My experience is rather limited to what I have done so far, and all of that is after Ltts video on infiniband with CX2 qsfp QDR cards, or now, OEM HP mCX345 fcbt (I think) FDR / 40gbe VPI cards.
I first of all would advise against infiniband since software support is very limited.
To have common software use the link, you need “IP” packet simulation and that t is done via “ipoib” which is CPU bound.
You can get up to about 27Gbit on ipoib as far as I have seen poster on some forums with heavy tweeking, which is better then the 10GbE VPI mode that comes with the Cx2 VPI cards, but Cx3 40GbE is just easier and less CPU bound.

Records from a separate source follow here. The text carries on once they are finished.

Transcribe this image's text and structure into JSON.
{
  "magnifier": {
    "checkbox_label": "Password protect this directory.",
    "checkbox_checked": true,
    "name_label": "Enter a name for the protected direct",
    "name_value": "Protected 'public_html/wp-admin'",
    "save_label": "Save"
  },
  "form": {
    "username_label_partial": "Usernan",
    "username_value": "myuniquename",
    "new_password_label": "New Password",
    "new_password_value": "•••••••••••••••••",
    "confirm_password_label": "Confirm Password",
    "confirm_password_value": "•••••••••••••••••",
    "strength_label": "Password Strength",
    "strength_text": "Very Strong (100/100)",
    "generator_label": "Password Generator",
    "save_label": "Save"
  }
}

And since its Ethernet, all software will use it.
And also, smb direct only on cx3 and above.
In case you want that.
Let me now try to answer your precise questions.
“Does it have to be one single run of cable”:
No, but Direct attach copper cables have transcievers on both ends and you shouldn’t even think about cutting and splicing that!
I think fiber is OK to be spliced or trunked, though I have never done it.
Logic said its fine, but there should be some “gotchas” with the fiber polarity, and the loss over the run.
Better wait till someone else green lights this.
“Does a QDR switch support 10gbe”:
Well, it obviously depends on the hardware,
but if the switch is advertised as QDR and or 10GbE it should be fine. Mellanox calls this “VPI” for Virtual Protocol Interconnect if I’m not mistaking.
There are EMC branded mellanox 6XXX fdr switches for example, that come with OEM software that only supports infiniband.
Sth has a long thread about those, and how to convert them if possible.
So without software trickery, no 10Gbe or 40GbE on those.
In terms of transcievers, those seem to be very accepting, I had cx2 for point to point 10GbE on the cheapest QDR DAC cables possible without problems, and the same cables are now doing 35Gbit point to point on my cx3s in 40gbe mode.
But transcievers come with a bit of software on board, so it probably depends again.
If advertised as QDR, they should be OK though, as seen in my 40gbe example.